The evidence, the relevance of which Google disputed Thursday, is a 2008 Google patent application (.pdf) describing a method to increase the accuracy of location-based services - services that would allow advertisers or others to know almost the exact location of a mobile phone or other computing device. The patent application involves intercepting data and analyzing the timing of transmission as part of the method for pinpointing user locations.
The so-called "776″ patent application, published by U.S. Patent and Trademark Office in January, describes "one or more of the methods" by which Google collects information for its Street View program, Cooper's legal team said in court documents filed late Wednesday in federal court in Oregon.
Google spokeswoman Christine Chen said in an e-mail that the patent in question "is entirely unrelated to the software code used to collect Wi-Fi information with Street View cars." In a follow up e-mail, Chen added that Google files "patent applications on a variety of ideas that our engineers come up with. Some of them mature into real products or services, and some of them don't."
Chen did not immediately respond to an e-mail asking whether Google has performed the "776″ method in practice.
Whether Google willfully sniffed out internet traffic on unsecured Wi-Fi hotspots in dozens of countries is an enormous public relations headache. It also carries huge legal and monetary ramifications in the United States, where the Mountain View, California, internet giant is being sued for privacy violations in multiple federal courthouses.

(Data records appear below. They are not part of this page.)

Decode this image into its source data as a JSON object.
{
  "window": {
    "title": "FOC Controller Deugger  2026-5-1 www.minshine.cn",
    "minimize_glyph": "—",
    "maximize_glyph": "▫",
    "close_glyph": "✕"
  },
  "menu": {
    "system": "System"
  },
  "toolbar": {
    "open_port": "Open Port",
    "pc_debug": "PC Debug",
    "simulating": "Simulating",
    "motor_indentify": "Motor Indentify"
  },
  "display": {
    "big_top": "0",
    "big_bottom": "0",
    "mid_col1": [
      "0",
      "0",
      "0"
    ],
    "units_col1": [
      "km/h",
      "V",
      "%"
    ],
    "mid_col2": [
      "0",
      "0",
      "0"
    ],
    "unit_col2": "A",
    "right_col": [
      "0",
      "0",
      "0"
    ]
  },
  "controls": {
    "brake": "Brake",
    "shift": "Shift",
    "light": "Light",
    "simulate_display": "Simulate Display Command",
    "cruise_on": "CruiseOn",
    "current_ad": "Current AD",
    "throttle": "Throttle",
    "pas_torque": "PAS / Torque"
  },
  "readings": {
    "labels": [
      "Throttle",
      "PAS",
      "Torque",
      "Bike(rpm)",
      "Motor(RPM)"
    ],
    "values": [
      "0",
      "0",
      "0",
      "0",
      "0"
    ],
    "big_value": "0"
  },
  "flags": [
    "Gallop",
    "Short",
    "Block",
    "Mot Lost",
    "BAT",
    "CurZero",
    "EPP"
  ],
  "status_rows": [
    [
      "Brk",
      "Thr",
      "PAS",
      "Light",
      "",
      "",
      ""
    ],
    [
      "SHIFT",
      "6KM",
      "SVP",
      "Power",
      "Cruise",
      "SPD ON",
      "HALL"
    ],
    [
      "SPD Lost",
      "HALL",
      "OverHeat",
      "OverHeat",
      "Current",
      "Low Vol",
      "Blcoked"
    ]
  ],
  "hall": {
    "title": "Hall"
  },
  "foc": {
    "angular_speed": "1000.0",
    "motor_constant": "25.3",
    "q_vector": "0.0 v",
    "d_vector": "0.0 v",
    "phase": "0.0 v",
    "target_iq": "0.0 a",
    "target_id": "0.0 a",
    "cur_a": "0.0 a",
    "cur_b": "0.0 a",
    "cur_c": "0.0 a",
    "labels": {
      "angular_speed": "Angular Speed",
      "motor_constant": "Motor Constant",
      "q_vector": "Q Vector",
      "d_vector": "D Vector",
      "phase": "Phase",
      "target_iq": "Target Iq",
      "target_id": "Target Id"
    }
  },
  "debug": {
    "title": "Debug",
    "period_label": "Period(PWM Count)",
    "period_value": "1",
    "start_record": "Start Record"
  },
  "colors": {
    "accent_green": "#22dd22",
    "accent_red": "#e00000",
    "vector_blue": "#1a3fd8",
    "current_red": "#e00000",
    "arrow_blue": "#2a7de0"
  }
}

Among other reasons, Google might escape liability if it accidentally collected and never divulged the data, which includes web pages users visited or pieces of e-mail, video, audio and document files.
Google must turn over the U.S. data it siphoned to a federal judge in Oregon by Friday. The data will remain under lock and key.
Street View is part of Google Maps and Google Earth, and provides panoramic pictures of streets and their surroundings across the globe.
The internet giant has maintained the collection of data was inadvertent –- the result of a programming error with code written for an early experimental project that wound up on the Street View code. Google said it didn't realize it was sniffing packets of data on unsecured Wi-Fi networks in dozens of countries for the last three years, until German privacy authorities began questioning what data Google's Street View cameras were collecting.